Fair Blind Signatures Revisited.

Emeline Hufschmitt, Jacques Traoré

Abstract

This paper presents a formal model for fair blind signature schemes and a provably secure scheme based on bilinear maps. A blind signature scheme is a protocol for obtaining a signature on a message which is unknown from the signer. Furthermore, the signer cannot link his transcript of a protocol to the resulting message-signature pair. Fair blind signatures were introduced by Stadler et al. at Eurocrypt’95 in [37]. A fair blind signature scheme is a blind signature scheme allowing two types of blindness revocation: link a signature to the session which conducted this signature (Session Tracing) or, conversely, identify a signature knowing a signing session (Signature Tracing). Various fair blind signature schemes have been proposed in the past years, but none of them presents a secure fair blind signature scheme that allows polynomially many signatures to be securely issued, even if Abe et al.’s claimed it in [3]. In this paper, we first show a flaw in the blindness of most (fair) blind signature schemes where the signer is able to link signatures if he chooses his keys in an appropriate way.

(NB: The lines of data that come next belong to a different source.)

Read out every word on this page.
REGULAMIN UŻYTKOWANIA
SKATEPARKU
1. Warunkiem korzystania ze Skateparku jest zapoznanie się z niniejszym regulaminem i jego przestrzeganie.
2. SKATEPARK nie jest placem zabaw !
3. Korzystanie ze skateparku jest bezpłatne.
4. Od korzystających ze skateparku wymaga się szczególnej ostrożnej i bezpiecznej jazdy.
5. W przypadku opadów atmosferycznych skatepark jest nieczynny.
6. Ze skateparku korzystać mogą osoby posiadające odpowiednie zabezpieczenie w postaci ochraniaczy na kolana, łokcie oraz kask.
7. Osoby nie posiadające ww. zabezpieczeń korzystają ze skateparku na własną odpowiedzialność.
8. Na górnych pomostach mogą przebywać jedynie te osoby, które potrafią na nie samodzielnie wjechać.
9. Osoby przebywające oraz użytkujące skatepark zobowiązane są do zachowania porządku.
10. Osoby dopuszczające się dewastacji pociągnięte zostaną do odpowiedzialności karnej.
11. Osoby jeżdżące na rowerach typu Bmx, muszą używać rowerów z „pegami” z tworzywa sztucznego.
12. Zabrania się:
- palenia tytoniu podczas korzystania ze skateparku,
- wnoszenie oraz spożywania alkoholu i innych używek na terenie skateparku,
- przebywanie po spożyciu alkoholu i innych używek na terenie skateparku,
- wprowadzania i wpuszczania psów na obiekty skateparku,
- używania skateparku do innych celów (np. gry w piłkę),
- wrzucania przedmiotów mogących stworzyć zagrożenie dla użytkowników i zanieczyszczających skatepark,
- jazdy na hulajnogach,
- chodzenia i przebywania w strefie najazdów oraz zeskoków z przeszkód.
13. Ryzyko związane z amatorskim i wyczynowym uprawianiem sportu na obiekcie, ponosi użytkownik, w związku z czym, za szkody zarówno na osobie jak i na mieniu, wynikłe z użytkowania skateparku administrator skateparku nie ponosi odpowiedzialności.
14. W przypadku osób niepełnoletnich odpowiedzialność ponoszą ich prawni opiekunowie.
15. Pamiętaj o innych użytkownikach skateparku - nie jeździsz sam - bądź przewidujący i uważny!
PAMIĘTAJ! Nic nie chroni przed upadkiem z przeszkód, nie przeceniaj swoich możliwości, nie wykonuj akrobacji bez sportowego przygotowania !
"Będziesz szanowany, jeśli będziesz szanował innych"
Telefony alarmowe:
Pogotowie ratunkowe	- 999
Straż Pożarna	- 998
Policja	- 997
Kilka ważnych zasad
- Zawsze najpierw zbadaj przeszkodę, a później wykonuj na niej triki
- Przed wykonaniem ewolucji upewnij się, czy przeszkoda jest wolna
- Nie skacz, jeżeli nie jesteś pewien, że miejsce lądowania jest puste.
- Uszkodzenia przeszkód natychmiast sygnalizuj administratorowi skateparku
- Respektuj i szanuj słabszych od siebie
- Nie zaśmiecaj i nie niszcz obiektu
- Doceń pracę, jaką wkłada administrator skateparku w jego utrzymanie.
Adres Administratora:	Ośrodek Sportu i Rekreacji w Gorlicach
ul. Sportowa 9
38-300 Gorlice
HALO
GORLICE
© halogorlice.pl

Then, we show a flaw in the proof of unforgeability of Abe et al.’ scheme and propose a stronger security model than theirs. It possesses all the needed properties for fair blind signature schemes: blindness, traceability and non frameability for both revocations (the one-more unforgeability is implied by these properties). Finally, we describe a new fair blind signature scheme based on bilinear maps. This scheme thwarts the flaw against previous blind signatures and is proved secure in the random oracle model with respect to our model.